Visto il film “gone girl”, del mio appena-riabilitato-migliore-amico, David Fincher.
Finalmente il buon uomo è tornato in se, per raccontare qualcosa di più interessante delle impalpabili sfumature tra quello che uno pensa se ha o meno un panino in tasca.
Va sul concreto e ci va pesante. Pesante abbastanza da dire la sua tesi chiara e tonda: dare un senso alle cose è un bisogno fondamentale, è intrinseco nell’essere umano, ed è più forte di noi.
Ed è necessario che il senso non sia banale.
Non basta che un uomo e una donna stiano insieme, procreino e che tra loro ci sia qualcosa, quello che pare a loro. No.
No!
Il mio amico Fincher dice che abbiamo bisogno di credere che le nostre intelligenze servano a qualcosa di più che accettare più evidente delle realtà così com’è.
Crede, a ragione, che il senso che possiamo dare alle situazioni debba essere stratificato e complesso.
Che i segreti diano sapore alla vita.
Ma perchè i segreti e i significati esoterici acquistino realtà, bisogna che ci sia qualcun altro con cui condividerli.
Sennò resterebbero solo dei pensieri dentro la nostra testa. Degli amici immaginari.
Ma quando troviamo qualcuno che ci può capire, allora parliamo di cosa può succedere di meraviglioso tra due esseri umani pensanti.
Non stiamo parlando esattamente di unicorni rosa ricoperti di zucchero, o topolini coccolati da gatti bellissimi, ma del fatto che le donne o gli uomini con cui passiamo le nostre vite ci possano capire, almeno un poco, e che questo sia, in fondo, un barlume di quell’amore che non smettiamo mai di desiderare.
L’idea del film suggerisce che capire i mostri che sono negli altri significa poter continuare a sperare che qualcuno, un giorno, possa capire i mostri che siamo, e conviverci senza scappare.
Immaginate: poter realizzare l’ambizione di essere liberi dalle convenzioni sociali, essere veramente noi stessi, e nonostante questo non essere da soli.

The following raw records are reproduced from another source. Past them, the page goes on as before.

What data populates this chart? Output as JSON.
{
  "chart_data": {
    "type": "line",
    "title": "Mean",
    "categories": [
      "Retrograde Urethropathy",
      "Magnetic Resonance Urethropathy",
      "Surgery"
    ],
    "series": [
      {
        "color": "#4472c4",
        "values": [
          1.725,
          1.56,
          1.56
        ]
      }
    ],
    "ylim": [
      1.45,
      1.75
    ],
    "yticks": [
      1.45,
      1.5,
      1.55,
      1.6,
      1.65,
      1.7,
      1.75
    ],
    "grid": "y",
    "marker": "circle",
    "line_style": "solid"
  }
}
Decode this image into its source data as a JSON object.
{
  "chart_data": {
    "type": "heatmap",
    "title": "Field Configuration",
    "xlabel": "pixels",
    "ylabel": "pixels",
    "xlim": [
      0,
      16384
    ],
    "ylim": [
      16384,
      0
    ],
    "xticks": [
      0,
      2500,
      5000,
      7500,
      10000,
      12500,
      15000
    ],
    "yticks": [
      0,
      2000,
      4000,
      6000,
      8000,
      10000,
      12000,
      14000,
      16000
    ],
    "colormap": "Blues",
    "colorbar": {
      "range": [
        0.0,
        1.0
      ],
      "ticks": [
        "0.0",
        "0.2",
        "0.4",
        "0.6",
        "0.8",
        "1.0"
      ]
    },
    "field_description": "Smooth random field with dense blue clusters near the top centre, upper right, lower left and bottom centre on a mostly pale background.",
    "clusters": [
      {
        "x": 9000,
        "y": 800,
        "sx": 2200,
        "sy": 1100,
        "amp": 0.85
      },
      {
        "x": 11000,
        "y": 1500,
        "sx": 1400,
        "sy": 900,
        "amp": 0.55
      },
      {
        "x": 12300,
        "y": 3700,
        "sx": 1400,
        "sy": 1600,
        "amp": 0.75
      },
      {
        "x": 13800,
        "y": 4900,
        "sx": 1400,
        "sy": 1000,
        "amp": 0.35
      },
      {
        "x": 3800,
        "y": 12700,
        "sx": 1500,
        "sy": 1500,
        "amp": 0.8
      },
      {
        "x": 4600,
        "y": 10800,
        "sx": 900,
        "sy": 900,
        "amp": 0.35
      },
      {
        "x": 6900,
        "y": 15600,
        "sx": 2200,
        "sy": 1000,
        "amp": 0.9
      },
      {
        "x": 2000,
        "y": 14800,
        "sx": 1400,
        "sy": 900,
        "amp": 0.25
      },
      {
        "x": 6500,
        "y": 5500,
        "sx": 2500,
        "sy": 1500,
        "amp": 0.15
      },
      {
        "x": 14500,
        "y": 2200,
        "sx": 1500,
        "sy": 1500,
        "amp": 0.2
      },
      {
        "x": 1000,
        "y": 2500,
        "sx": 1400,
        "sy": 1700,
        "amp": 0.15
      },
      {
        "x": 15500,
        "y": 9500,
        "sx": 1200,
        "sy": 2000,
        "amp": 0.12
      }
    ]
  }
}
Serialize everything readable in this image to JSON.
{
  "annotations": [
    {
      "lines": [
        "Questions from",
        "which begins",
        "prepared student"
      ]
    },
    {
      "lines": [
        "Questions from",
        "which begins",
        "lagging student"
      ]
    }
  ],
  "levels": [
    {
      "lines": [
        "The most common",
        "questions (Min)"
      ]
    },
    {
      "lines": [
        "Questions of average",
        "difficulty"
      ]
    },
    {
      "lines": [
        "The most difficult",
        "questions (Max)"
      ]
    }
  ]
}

Abbiamo già imparato, ferita dopo ferita, che mostrare chi siamo veramente è incompatibile con una vita soddisfacente nella società – e con i nostri simili.
Parliamo di una impresa difficile, dolorosa, e disperata.
Eppure tanti critici che hanno commentato il film lo hanno trovato amaro come il fiele, nero e cinico.
Io dico che a me è sembrato una favola meravigliosa.
Abbiamo bisogno sì di dare forma attraverso la voce dell’altro alla paura che ci attanaglia. Qualcuno che abbia una voce che ci ammali.